How did this come to pass? Historian Charles Beard may have predicted this development. Writing over 70 years ago, Beard noted in A Foreign Policy for America that three strands of thought were apparent in U.S. history. The first and earliest had to do simply with securing the homeland -- "continentalism," a view often vilified as "isolationism." Next came imperialism, which the United States began to manifest in the latter half of the 19th century by seeking to extend American influence over others and their resources. Last came internationalism, personified by President Woodrow Wilson's mission to improve the world by spreading democracy.
Beard was a clear-eyed critic of imperialism and thought that internationalism in the name of democracy -- both in his time and in the future -- would prove a costly folly. But he was writing in 1940, a time when the American failure to engage more actively in the world nearly led to the triumph of the Axis powers. So his critique was largely discredited then, and it remains relegated to the edge of U.S. foreign policy now. Beard's fear that an internationalist approach to world affairs would become dominant has been fully realized. He predicted that the results of such a strategy, pursued over the long term, would inevitably lead to a "melancholy performance … based upon some misconceptions respecting the nature and propensities of men and nations."

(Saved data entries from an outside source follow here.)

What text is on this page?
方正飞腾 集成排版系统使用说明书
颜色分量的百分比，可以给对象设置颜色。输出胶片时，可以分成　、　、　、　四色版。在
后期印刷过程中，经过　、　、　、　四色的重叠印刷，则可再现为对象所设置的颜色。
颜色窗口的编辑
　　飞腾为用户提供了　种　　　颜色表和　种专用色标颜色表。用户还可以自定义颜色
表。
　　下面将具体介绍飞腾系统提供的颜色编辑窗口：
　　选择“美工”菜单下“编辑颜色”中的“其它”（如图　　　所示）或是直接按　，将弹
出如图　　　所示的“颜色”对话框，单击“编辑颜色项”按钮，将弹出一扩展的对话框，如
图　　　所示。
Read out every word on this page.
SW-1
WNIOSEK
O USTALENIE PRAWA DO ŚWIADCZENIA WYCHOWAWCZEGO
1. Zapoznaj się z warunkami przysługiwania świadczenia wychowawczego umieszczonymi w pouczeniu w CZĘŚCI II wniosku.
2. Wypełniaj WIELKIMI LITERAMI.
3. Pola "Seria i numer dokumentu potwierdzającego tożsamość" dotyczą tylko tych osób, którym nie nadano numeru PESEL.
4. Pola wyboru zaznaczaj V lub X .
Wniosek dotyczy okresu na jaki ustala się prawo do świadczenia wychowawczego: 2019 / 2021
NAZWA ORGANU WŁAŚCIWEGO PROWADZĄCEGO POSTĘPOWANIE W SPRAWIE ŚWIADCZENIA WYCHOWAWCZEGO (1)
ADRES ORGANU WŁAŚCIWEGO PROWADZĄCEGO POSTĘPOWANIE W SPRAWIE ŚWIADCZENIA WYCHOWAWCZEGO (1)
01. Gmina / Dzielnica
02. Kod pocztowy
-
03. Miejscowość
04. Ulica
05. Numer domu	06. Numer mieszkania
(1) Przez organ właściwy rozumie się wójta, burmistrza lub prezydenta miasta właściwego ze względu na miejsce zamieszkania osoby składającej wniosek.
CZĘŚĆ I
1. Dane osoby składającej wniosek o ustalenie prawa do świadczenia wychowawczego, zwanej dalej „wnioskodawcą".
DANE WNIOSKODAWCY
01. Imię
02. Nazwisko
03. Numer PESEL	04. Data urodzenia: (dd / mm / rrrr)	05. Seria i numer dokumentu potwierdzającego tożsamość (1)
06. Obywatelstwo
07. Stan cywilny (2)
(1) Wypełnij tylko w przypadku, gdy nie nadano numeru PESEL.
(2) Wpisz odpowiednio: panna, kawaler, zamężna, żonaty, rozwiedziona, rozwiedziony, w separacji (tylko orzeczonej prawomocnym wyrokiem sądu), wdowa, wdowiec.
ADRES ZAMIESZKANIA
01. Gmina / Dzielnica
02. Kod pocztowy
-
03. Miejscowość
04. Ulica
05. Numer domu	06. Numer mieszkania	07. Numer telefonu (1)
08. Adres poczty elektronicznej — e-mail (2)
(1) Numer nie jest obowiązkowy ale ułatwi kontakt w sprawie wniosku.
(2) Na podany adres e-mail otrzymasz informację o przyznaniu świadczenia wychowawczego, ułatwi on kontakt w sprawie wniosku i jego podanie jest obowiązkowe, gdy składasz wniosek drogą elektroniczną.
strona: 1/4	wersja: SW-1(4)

Among presidential contenders over the past year, only Ron Paul was willing and able to articulate a clear critique of the internationalist bent in U.S. foreign policy that was widely heard, if not heeded. His message was picked up by most of the other minor-party candidates, but all told, they will amass no more than a percentage point or two of Nov. 6's votes. This despite the fact that very significant portions of the American public, across the political spectrum, prefer a much less interventionist role in the world.
Indeed, according to the 2012 Chicago Council Survey, only one-fourth of Americans express concern about protecting human rights in other parts of the world, while four-fifths list "protecting the jobs of American workers" as their highest foreign-policy priority. Further, a Pew Research Center poll released in September notes that over half of retired military officers think that the use or threat of force is relied on too heavily in U.S. foreign policy. Nearly two-thirds of government experts in international security share this view, and the same degree of disapproval is expressed by professional scholars in the field.
Given these important indications of concern, it is clear that a national discussion about foreign-policy strategy is overdue. And maybe, just maybe, the debacles of the past decade, the disorder of the present, and the darkening prospects for a world that lies so clearly beyond our ability to control will at least open up the possibility of a thoughtful discourse about America's future role in it.